Multi-OMICs analysis on tridimensional fibroblast spheroids to model vascular Ehlers-Danlos syndrome pathogenesis.

Three-dimensional (3D) spheroids are an innovative cellular model mimicking tissue-like properties for a more effective replication of physiological cellular environment. Vascular Ehlers-Danlos syndrome (vEDS) is a rare hereditary connective tissue disorder caused by heterozygous deleterious variants in COL3A1. Affected individuals are at increased risk of early death due to ruptures of arteries, large intestine, and gravid uterus. vEDS cellular pathogenesis is only partially understood and the disease remains without effective treatment.
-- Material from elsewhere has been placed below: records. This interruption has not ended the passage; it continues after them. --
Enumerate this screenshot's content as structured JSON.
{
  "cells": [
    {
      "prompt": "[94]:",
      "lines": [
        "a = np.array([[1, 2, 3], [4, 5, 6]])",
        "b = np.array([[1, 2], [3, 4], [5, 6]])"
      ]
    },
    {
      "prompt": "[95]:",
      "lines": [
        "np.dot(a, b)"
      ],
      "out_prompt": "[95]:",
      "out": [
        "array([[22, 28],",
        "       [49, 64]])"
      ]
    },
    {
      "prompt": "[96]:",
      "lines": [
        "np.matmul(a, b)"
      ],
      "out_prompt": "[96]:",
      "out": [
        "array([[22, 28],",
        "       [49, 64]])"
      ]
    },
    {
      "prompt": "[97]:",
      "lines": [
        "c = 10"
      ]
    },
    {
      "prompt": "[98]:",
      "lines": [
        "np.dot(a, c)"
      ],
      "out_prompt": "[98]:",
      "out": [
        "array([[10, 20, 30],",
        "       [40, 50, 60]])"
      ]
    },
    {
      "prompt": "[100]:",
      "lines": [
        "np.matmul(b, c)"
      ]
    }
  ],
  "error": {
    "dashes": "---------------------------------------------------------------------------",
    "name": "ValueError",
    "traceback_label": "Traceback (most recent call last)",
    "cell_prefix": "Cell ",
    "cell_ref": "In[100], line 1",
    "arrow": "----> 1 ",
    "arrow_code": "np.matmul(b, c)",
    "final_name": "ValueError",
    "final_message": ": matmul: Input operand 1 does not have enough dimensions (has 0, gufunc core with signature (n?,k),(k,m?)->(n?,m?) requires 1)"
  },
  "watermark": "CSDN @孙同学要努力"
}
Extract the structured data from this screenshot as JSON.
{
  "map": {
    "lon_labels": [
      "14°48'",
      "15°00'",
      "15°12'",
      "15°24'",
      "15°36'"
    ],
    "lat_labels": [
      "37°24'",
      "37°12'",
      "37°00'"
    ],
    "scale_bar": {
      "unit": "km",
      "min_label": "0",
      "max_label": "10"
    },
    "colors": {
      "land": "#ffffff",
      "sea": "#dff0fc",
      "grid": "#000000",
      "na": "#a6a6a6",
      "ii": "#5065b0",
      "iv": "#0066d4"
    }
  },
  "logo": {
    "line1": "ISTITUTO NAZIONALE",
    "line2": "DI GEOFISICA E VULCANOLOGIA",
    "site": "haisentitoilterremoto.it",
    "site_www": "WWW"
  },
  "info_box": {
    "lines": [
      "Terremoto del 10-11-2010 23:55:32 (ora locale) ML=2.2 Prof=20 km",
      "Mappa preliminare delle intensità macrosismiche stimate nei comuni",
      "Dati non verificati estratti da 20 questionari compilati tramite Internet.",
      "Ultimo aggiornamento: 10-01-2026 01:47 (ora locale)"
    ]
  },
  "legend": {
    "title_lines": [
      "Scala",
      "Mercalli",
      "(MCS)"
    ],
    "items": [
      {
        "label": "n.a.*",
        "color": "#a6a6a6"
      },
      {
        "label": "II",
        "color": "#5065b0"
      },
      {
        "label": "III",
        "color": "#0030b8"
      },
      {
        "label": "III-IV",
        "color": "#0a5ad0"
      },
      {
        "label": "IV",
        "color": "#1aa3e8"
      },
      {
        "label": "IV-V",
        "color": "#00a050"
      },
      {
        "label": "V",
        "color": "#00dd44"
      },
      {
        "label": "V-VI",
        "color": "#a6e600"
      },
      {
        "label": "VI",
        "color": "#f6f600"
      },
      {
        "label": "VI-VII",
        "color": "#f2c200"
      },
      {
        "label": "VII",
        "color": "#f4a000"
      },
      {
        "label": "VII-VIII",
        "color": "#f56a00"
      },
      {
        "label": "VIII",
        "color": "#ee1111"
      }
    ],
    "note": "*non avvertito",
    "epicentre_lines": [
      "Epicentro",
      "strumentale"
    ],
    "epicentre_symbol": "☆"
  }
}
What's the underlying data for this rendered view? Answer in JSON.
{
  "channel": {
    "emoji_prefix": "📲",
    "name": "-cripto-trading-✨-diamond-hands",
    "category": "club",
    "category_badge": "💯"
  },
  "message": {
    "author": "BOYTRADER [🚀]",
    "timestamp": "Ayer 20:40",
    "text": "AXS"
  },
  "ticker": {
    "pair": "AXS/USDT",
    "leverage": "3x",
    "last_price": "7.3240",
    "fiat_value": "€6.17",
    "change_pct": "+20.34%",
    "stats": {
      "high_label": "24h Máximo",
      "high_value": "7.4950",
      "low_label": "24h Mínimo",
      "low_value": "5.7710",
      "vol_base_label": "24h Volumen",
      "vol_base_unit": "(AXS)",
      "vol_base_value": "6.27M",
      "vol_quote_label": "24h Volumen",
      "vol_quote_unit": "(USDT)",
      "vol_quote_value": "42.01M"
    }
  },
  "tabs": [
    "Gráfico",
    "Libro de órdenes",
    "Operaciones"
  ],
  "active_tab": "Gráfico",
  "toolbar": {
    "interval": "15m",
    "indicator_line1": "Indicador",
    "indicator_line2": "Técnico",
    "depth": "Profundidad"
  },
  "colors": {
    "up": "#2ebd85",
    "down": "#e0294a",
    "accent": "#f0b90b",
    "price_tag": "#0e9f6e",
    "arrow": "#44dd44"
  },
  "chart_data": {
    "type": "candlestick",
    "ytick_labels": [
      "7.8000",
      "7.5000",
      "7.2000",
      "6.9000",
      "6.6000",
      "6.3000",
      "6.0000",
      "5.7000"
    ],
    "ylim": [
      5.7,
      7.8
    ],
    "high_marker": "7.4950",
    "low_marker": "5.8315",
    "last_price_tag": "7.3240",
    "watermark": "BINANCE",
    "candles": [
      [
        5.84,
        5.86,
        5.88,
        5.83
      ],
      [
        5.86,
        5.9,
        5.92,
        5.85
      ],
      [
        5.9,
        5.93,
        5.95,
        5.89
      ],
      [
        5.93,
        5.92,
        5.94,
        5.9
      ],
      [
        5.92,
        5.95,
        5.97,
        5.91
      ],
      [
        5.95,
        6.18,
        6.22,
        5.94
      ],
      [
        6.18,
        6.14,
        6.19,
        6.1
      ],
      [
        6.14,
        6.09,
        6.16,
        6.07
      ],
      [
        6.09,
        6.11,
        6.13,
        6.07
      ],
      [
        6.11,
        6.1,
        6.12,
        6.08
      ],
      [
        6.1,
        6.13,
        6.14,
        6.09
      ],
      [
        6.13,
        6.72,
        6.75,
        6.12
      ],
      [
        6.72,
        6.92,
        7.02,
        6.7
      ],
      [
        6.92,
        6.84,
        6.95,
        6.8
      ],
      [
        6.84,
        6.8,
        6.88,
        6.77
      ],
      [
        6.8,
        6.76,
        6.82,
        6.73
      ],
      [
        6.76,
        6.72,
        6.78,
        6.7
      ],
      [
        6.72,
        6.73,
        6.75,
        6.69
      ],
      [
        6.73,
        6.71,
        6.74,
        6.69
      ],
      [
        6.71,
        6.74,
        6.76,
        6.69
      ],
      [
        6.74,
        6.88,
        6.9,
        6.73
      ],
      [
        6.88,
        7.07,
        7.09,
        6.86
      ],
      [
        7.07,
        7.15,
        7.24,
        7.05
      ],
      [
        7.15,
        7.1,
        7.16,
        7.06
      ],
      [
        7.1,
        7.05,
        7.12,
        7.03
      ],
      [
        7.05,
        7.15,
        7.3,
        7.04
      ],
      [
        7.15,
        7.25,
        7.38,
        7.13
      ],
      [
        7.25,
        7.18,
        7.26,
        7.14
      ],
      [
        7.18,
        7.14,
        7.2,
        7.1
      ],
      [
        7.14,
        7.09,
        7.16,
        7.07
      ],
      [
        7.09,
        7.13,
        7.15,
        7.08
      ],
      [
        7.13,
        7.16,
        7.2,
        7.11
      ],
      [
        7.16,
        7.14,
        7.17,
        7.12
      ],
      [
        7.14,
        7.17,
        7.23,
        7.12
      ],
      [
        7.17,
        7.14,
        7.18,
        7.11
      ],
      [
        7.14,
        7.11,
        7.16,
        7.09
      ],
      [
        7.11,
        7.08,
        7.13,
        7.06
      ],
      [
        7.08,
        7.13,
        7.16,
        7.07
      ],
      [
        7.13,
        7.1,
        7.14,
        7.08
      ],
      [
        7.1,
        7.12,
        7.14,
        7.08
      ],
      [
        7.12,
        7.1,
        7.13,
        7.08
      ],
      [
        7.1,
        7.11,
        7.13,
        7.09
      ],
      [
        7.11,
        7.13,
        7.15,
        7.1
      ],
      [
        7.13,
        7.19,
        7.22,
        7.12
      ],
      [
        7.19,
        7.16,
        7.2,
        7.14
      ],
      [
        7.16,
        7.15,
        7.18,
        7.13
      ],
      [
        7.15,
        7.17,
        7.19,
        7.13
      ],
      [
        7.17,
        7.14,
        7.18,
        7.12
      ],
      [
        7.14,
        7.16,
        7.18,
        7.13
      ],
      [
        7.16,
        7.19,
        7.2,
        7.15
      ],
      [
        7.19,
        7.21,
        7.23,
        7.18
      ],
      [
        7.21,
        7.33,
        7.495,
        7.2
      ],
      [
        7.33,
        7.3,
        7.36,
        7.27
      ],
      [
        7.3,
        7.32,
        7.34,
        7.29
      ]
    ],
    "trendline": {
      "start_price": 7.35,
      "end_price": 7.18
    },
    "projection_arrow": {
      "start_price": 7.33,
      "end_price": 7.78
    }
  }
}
We integrated transcriptomic and proteomic data generated from 2D fibroblast cultures and 3D spheroids from ten patients and four controls. Transcriptomic analysis revealed upregulation of genes related to mitochondrial function, organellar ribosomal subunits, and biosynthesis processes, to indicate an augmented adaptive metabolic response, while downregulation of genes involved in cell migration, differentiation, and stress response highlighted abnormalities in cellular signaling and extracellular matrix maintenance. Proteomic analysis found that induced proteins were significantly enriched for the mitochondrial matrix and minichromosome maintenance complex as well as in biological processes involving low-density lipoprotein particles, and cellular response to catabolic processes and DNA damage stimuli. Ultrastructural analysis and high-content imaging documented an endoplasmic reticulum dilation, increased autophagosomes and lipofuscin deposits. Our findings expand current knowledge on the multi-OMIC profile of vEDS by highlighting potential convergent mechanisms and novel features acting as master regulators of the emerging phenotype. This study supports, for the first time, 3D fibroblast spheroids as a suitable experimental tool to dissect vEDS pathogenesis and a crucial model for identifying new therapeutic targets.